To improve your website's search ranking, search engines rely on structured data. JSON-LD, which stands for JSON for Linking Data, is a special format that allows you to embed machine-readable information into your web pages.
How JSON-LD is used for SEO
JSON-LD is used for search engine optimization (SEO) because it provides search engines with explicit information about the content on your web pages. Instead of relying on algorithms to infer meaning from raw text and HTML, you can use JSON-LD to provide search engines with clear information about your content's meaning, creator, offerings, and relationships with other online resources.
Schema.org provides the basis for this structured information by serving as a universal dictionary of types and their associated properties. By using Schema.org types, you ensure that search engines like Google can understand the information you provide.
Why Structured Data is Important for SEO
- Structured data enables you to use rich snippets such as star ratings, event times, and recipe instructions, in search results. These elements capture users' attention and visually invite the user to click on your site, improving your click rate.
- It also informs Google and other search engines about the meaning of your page content. The search engine is better able to parse whether your link is to a product with price and reviews, or a blog post by an author.
- Structured data can unlock special search features and improve your odds of appearing in knowledge panels, carousels, FAQ boxes, and voice search results.
- All these features provide a better user experience: when people can preview key information directly in search results, they are more likely to click.
- Your site stays ahead of the curve as search engines get more semantic and context-aware. Structured data helps future-proof your site by sligning more closely to a format that is easier for search engines to parse.
Adding JSON-LD metadata to your site
JSON-LD metadata is added to the <head>
section of your HTML document through a script
tag like this:
<script type="application/ld+json">
<!-- Your structured data goes here -->
</script>
Having the JSON-LD data in the <head>
section makes your HTML cleaner and easier to read for both humans and crawlers.
JSON-LD directly in the Django template
At Revsys, our first attempt at adding JSON-LD to our sites relied on embedding the data in the Django template. For the most part, this has worked fine and we've had good results from an SEO perspective. But in terms of maintainability, it has not been the most efficient approach. We have now started transitioning to generating the structured data using Django Ninja and Pydantic. As a result, we now have cleaner templates and better maintainability.
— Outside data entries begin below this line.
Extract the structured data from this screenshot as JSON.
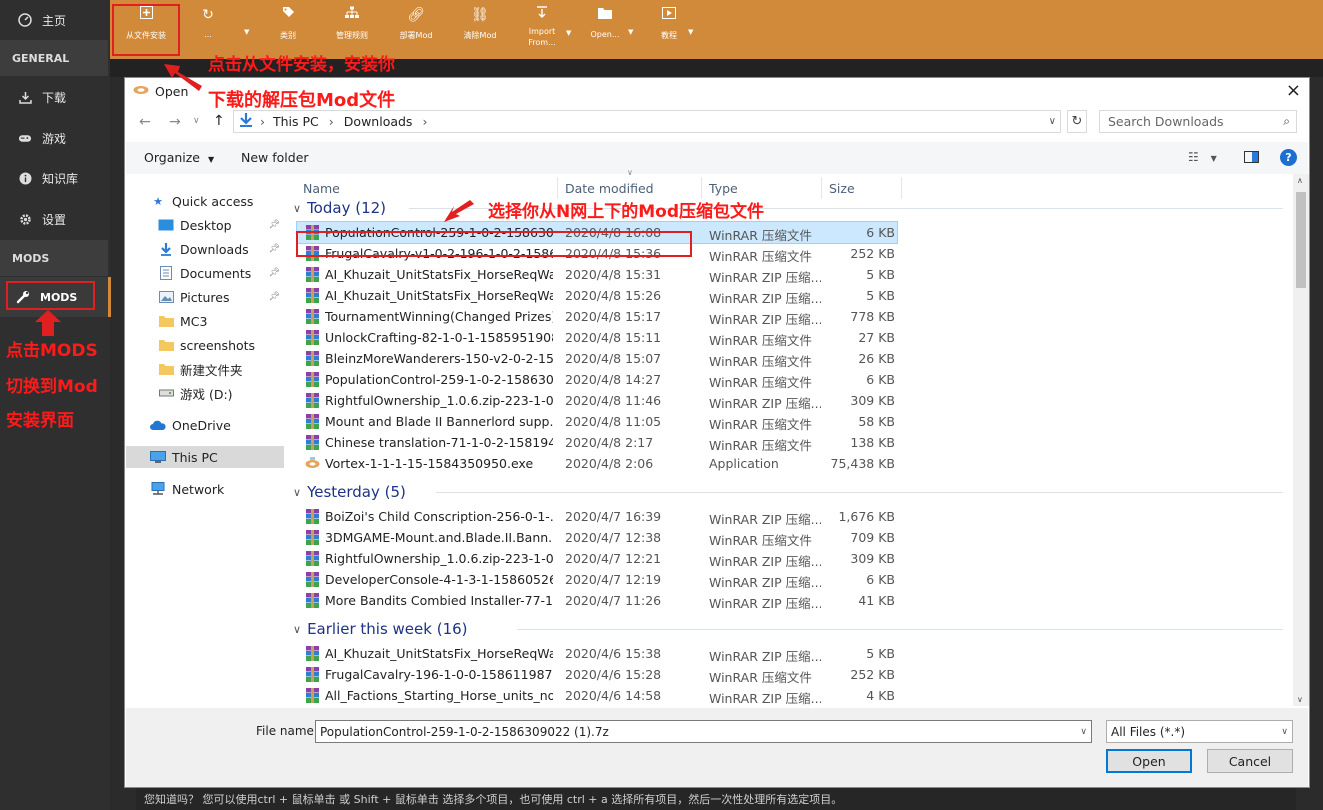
{
  "sidebar": {
    "home_label": "主页",
    "general_header": "GENERAL",
    "items": [
      {
        "label": "下载",
        "icon": "download-icon"
      },
      {
        "label": "游戏",
        "icon": "gamepad-icon"
      },
      {
        "label": "知识库",
        "icon": "info-icon"
      },
      {
        "label": "设置",
        "icon": "gear-icon"
      }
    ],
    "mods_header": "MODS",
    "mods_label": "MODS"
  },
  "toolbar": {
    "items": [
      {
        "label": "从文件安装",
        "icon": "plus-icon"
      },
      {
        "label": "...",
        "icon": "refresh-icon"
      },
      {
        "label": "类别",
        "icon": "tag-icon"
      },
      {
        "label": "管理规则",
        "icon": "rules-icon"
      },
      {
        "label": "部署Mod",
        "icon": "link-icon"
      },
      {
        "label": "清除Mod",
        "icon": "unlink-icon"
      },
      {
        "label": "Import From...",
        "icon": "import-icon"
      },
      {
        "label": "Open...",
        "icon": "folder-icon"
      },
      {
        "label": "教程",
        "icon": "video-icon"
      }
    ]
  },
  "dialog": {
    "title": "Open",
    "close": "×",
    "breadcrumb": [
      "This PC",
      "Downloads"
    ],
    "search_placeholder": "Search Downloads",
    "organize_label": "Organize",
    "new_folder_label": "New folder",
    "help": "?",
    "nav": [
      {
        "label": "Quick access",
        "icon": "star-icon"
      },
      {
        "label": "Desktop",
        "icon": "desktop-icon",
        "pinned": true
      },
      {
        "label": "Downloads",
        "icon": "download-arrow-icon",
        "pinned": true
      },
      {
        "label": "Documents",
        "icon": "document-icon",
        "pinned": true
      },
      {
        "label": "Pictures",
        "icon": "picture-icon",
        "pinned": true
      },
      {
        "label": "MC3",
        "icon": "folder-icon"
      },
      {
        "label": "screenshots",
        "icon": "folder-icon"
      },
      {
        "label": "新建文件夹",
        "icon": "folder-icon"
      },
      {
        "label": "游戏 (D:)",
        "icon": "drive-icon"
      },
      {
        "label": "OneDrive",
        "icon": "cloud-icon"
      },
      {
        "label": "This PC",
        "icon": "computer-icon"
      },
      {
        "label": "Network",
        "icon": "network-icon"
      }
    ],
    "columns": {
      "name": "Name",
      "date": "Date modified",
      "type": "Type",
      "size": "Size"
    },
    "groups": [
      {
        "label": "Today (12)",
        "files": [
          {
            "name": "PopulationControl-259-1-0-2-158630...",
            "date": "2020/4/8 16:08",
            "type": "WinRAR 压缩文件",
            "size": "6 KB",
            "icon": "winrar-icon"
          },
          {
            "name": "FrugalCavalry-v1-0-2-196-1-0-2-1586...",
            "date": "2020/4/8 15:36",
            "type": "WinRAR 压缩文件",
            "size": "252 KB",
            "icon": "winrar-icon"
          },
          {
            "name": "AI_Khuzait_UnitStatsFix_HorseReqWai...",
            "date": "2020/4/8 15:31",
            "type": "WinRAR ZIP 压缩...",
            "size": "5 KB",
            "icon": "winrar-icon"
          },
          {
            "name": "AI_Khuzait_UnitStatsFix_HorseReqWai...",
            "date": "2020/4/8 15:26",
            "type": "WinRAR ZIP 压缩...",
            "size": "5 KB",
            "icon": "winrar-icon"
          },
          {
            "name": "TournamentWinning(Changed Prizes)...",
            "date": "2020/4/8 15:17",
            "type": "WinRAR ZIP 压缩...",
            "size": "778 KB",
            "icon": "winrar-icon"
          },
          {
            "name": "UnlockCrafting-82-1-0-1-1585951908...",
            "date": "2020/4/8 15:11",
            "type": "WinRAR 压缩文件",
            "size": "27 KB",
            "icon": "winrar-icon"
          },
          {
            "name": "BleinzMoreWanderers-150-v2-0-2-15...",
            "date": "2020/4/8 15:07",
            "type": "WinRAR 压缩文件",
            "size": "26 KB",
            "icon": "winrar-icon"
          },
          {
            "name": "PopulationControl-259-1-0-2-158630...",
            "date": "2020/4/8 14:27",
            "type": "WinRAR 压缩文件",
            "size": "6 KB",
            "icon": "winrar-icon"
          },
          {
            "name": "RightfulOwnership_1.0.6.zip-223-1-0-...",
            "date": "2020/4/8 11:46",
            "type": "WinRAR ZIP 压缩...",
            "size": "309 KB",
            "icon": "winrar-icon"
          },
          {
            "name": "Mount and Blade II Bannerlord supp...",
            "date": "2020/4/8 11:05",
            "type": "WinRAR 压缩文件",
            "size": "58 KB",
            "icon": "winrar-icon"
          },
          {
            "name": "Chinese translation-71-1-0-2-158194...",
            "date": "2020/4/8 2:17",
            "type": "WinRAR 压缩文件",
            "size": "138 KB",
            "icon": "winrar-icon"
          },
          {
            "name": "Vortex-1-1-1-15-1584350950.exe",
            "date": "2020/4/8 2:06",
            "type": "Application",
            "size": "75,438 KB",
            "icon": "vortex-icon"
          }
        ]
      },
      {
        "label": "Yesterday (5)",
        "files": [
          {
            "name": "BoiZoi's Child Conscription-256-0-1-...",
            "date": "2020/4/7 16:39",
            "type": "WinRAR ZIP 压缩...",
            "size": "1,676 KB",
            "icon": "winrar-icon"
          },
          {
            "name": "3DMGAME-Mount.and.Blade.II.Bann...",
            "date": "2020/4/7 12:38",
            "type": "WinRAR 压缩文件",
            "size": "709 KB",
            "icon": "winrar-icon"
          },
          {
            "name": "RightfulOwnership_1.0.6.zip-223-1-0-...",
            "date": "2020/4/7 12:21",
            "type": "WinRAR ZIP 压缩...",
            "size": "309 KB",
            "icon": "winrar-icon"
          },
          {
            "name": "DeveloperConsole-4-1-3-1-15860526...",
            "date": "2020/4/7 12:19",
            "type": "WinRAR ZIP 压缩...",
            "size": "6 KB",
            "icon": "winrar-icon"
          },
          {
            "name": "More Bandits Combied Installer-77-1...",
            "date": "2020/4/7 11:26",
            "type": "WinRAR ZIP 压缩...",
            "size": "41 KB",
            "icon": "winrar-icon"
          }
        ]
      },
      {
        "label": "Earlier this week (16)",
        "files": [
          {
            "name": "AI_Khuzait_UnitStatsFix_HorseReqWai...",
            "date": "2020/4/6 15:38",
            "type": "WinRAR ZIP 压缩...",
            "size": "5 KB",
            "icon": "winrar-icon"
          },
          {
            "name": "FrugalCavalry-196-1-0-0-1586119870...",
            "date": "2020/4/6 15:28",
            "type": "WinRAR 压缩文件",
            "size": "252 KB",
            "icon": "winrar-icon"
          },
          {
            "name": "All_Factions_Starting_Horse_units_no_l...",
            "date": "2020/4/6 14:58",
            "type": "WinRAR ZIP 压缩...",
            "size": "4 KB",
            "icon": "winrar-icon"
          }
        ]
      }
    ],
    "filename_label": "File name:",
    "filename_value": "PopulationControl-259-1-0-2-1586309022 (1).7z",
    "filter_value": "All Files (*.*)",
    "open_label": "Open",
    "cancel_label": "Cancel"
  },
  "status_tip": "您知道吗？ 您可以使用ctrl + 鼠标单击 或 Shift + 鼠标单击 选择多个项目，也可使用 ctrl + a 选择所有项目，然后一次性处理所有选定项目。",
  "annotations": {
    "a1": "点击从文件安装，安装你",
    "a2": "下载的解压包Mod文件",
    "a3": "选择你从N网上下的Mod压缩包文件",
    "a4": "点击MODS",
    "a5": "切换到Mod",
    "a6": "安装界面"
  },
  "colors": {
    "toolbar": "#d08a39",
    "sidebar": "#2f2f2f",
    "annotation": "#ff1a1a",
    "selection": "#cce8ff"
  }
}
The code below illustrates how we used to embed our JSON-LD for our blog post page, with the data directly in the template:
{% block extra_head %}
<script type="application/ld+json">
{
"@context": "https://schema.org",
"@type": "BreadcrumbList",
"itemListElement": [
{
"@type": "ListItem",
"position": 1,
"name": "Home",
"item": "https://www.revsys.com/"
},
{
"@type": "ListItem",
"position": 2,
"name": "Blog",
"item": "https://www.revsys.com/blog/"
},
{
"@type": "ListItem",
"position": 3,
"name": "{{ self.title|escapejs }}",
"item": "https://www.revsys.com{{ request.path }}"
}
]
}
</script>
<script type="application/ld+json">
{
"@context": "https://schema.org",
"@type": "BlogPosting",
"headline": "{{ self.title|escapejs }}",
"description": "{{ self.get_description|escapejs }}",
"datePublished": "{{ self.first_published_at|date:'c' }}",
"dateModified": "{{ self.latest_revision_created_at|date:'c' }}",
"author": {
"@type": "Person",
"name": "{{ self.get_author_name|escapejs }}"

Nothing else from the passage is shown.